Baromètre social 2025 : les inégalités de santé plus fortes que jamais

Parmi les documents publiés par l’Observatoire de la santé et du social (service d’étude de Vivalis) qui constituent des éléments de veille quant à la situation socio-économique et sanitaire des Bruxellois, le Baromètre social s’attache à procurer des données chiffrées et des analyses sur la situation des habitant·es de la capitale et ce, dans des domaines comme les revenus, le marché du travail, l’éducation, le logement… La santé constitue un des chapitres de ce Baromètre.
Paru en avril 2026, le Baromètre social 2025 pointe un risque de pauvreté pour la population bruxelloise qui atteint les 26% (contre 8% en Flandre et 13% en Wallonie – 11% pour la Belgique). Six des dix communes les plus pauvres de Belgique se situent en Région bruxelloise, avec Saint-Josse en number one, suivie de Molenbeek, Anderlecht, Koelkelbert et ensuite Schaerbeek et Bruxelles-ville, un peu plus loin dans la liste mais toujours dans le top ten. L’on trouve aussi des disparités énormes entre communes quant à ce risque de pauvreté, allant de 9% à Woluwe-Saint-Pierre à 33% à Saint-Josse. Dans la Région bruxelloise, les inégalités sont exacerbées, avec les revenus des plus pauvres plus bas qu’ailleurs et ceux des plus riches légèrement plus élevés. Et la réforme du droit aux allocations de chômage en 2026 est déjà présentée comme un facteur aggravant du risque de pauvreté et de ces écarts entre communes, dont on ne connaît pas encore l’ampleur.

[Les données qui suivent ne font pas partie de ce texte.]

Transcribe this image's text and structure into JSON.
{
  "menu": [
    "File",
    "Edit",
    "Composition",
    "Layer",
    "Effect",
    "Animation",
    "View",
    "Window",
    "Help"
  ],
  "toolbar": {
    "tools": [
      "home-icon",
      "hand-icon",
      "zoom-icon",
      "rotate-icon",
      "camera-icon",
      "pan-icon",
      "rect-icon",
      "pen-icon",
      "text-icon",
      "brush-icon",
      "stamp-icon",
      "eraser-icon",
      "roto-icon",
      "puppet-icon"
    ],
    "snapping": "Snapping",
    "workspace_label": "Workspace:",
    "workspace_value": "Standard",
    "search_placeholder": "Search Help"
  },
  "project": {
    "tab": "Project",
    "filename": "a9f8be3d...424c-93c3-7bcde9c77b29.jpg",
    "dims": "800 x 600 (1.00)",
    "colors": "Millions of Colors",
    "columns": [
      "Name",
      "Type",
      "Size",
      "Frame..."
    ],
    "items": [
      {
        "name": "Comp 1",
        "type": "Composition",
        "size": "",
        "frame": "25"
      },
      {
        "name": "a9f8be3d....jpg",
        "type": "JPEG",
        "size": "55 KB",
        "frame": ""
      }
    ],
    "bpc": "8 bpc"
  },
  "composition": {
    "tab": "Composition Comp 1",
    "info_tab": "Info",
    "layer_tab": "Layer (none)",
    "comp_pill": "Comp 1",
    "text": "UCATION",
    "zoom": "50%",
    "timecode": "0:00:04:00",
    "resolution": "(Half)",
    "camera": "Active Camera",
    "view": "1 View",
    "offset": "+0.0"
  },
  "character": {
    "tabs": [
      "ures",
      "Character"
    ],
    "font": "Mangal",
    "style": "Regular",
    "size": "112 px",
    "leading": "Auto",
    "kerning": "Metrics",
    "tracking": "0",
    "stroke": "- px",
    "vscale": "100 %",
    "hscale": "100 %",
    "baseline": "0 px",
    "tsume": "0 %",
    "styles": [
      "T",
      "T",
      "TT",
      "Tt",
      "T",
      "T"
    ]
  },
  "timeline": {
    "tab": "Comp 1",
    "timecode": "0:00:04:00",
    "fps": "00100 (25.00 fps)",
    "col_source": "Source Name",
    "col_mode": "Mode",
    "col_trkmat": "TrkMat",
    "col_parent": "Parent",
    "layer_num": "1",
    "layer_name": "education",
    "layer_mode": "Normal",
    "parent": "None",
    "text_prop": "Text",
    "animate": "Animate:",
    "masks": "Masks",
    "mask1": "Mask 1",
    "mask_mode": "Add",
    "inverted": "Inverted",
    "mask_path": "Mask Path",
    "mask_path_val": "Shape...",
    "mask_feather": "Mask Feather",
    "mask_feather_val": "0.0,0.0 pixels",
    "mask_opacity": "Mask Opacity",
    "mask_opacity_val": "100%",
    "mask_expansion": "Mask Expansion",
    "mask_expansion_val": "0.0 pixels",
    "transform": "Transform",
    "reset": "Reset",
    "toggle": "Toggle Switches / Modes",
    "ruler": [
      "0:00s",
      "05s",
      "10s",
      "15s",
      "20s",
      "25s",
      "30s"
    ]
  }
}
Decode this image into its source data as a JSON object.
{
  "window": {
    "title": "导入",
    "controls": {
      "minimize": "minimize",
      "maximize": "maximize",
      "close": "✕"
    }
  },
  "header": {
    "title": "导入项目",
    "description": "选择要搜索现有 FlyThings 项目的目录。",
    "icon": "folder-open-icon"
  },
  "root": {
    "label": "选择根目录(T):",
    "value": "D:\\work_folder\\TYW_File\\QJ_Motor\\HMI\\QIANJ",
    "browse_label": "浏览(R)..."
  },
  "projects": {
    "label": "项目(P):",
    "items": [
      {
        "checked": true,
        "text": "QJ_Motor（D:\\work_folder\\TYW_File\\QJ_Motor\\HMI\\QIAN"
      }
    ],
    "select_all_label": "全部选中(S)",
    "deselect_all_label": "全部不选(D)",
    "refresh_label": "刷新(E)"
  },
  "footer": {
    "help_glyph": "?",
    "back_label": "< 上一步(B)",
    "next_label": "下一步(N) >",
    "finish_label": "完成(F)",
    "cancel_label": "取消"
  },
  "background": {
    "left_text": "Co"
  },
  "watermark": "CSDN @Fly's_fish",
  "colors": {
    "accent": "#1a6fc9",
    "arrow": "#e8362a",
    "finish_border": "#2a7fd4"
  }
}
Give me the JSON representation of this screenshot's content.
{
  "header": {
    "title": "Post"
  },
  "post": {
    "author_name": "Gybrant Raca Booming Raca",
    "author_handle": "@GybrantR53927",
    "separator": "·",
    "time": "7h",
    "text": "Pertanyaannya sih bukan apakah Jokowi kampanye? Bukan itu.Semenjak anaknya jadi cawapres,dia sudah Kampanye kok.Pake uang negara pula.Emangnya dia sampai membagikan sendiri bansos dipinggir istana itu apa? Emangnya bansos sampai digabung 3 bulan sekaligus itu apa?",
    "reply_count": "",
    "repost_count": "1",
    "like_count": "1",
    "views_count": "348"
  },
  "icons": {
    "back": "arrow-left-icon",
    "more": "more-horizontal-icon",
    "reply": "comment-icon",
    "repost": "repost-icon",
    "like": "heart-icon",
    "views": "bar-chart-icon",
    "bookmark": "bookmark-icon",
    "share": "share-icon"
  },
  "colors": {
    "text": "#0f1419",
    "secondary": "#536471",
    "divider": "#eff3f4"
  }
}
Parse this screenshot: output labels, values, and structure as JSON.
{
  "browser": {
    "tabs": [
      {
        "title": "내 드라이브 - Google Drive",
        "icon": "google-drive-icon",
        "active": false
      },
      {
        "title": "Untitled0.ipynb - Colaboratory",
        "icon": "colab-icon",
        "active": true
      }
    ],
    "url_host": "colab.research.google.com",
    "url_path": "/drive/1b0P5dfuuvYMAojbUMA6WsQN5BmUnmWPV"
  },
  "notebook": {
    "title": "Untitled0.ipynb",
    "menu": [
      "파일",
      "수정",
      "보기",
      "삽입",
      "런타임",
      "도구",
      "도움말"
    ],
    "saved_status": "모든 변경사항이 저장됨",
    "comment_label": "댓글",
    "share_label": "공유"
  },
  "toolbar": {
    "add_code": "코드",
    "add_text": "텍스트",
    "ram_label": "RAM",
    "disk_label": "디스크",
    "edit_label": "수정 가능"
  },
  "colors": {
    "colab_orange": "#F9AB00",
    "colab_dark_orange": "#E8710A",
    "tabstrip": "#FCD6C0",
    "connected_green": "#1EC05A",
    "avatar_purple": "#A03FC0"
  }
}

Si le document contient nombre d’informations sur la population vivant à Bruxelles (nombre, densité et mouvements de population, âge et composition des ménages), on y trouve également des informations sur les revenus, la privation matérielle et sociale, les revenus fiscaux. Le marché du travail est également appréhendé, tout comme le logement, l’enseignement et la formation.
La question de la santé est évidemment auscultée, avec un constat qui n’étonne personne : les disparités socio-économiques entre communes se traduisent par d’importantes inégalités de santé. Plus effarant : le gap de cinq années de vie qui sépare les habitant·es de Saint-Josse et ceux de Woluwe-Saint-Pierre. Il apparait que la mortalité infantile, même si elle est très faible, est deux fois plus importante dans un ménage sans revenus que dans un ménage disposant de deux revenus. Autre élément discriminant : bon nombre de maladies chroniques, comme le diabète, dont la prévalence augmente à mesure que le niveau de revenus diminue. Idem pour le risque d’invalidité, deux fois plus important pour les ouvrier·es que pour les employé·es. L’accès aux soins est également modalisé par les inégalités de santé, avec un report de soins pour 38% des Bruxellois·es présentant des difficultés financières. Enfin les problèmes de santé mentale ont augmenté de manière significative depuis la crise du Covid-19.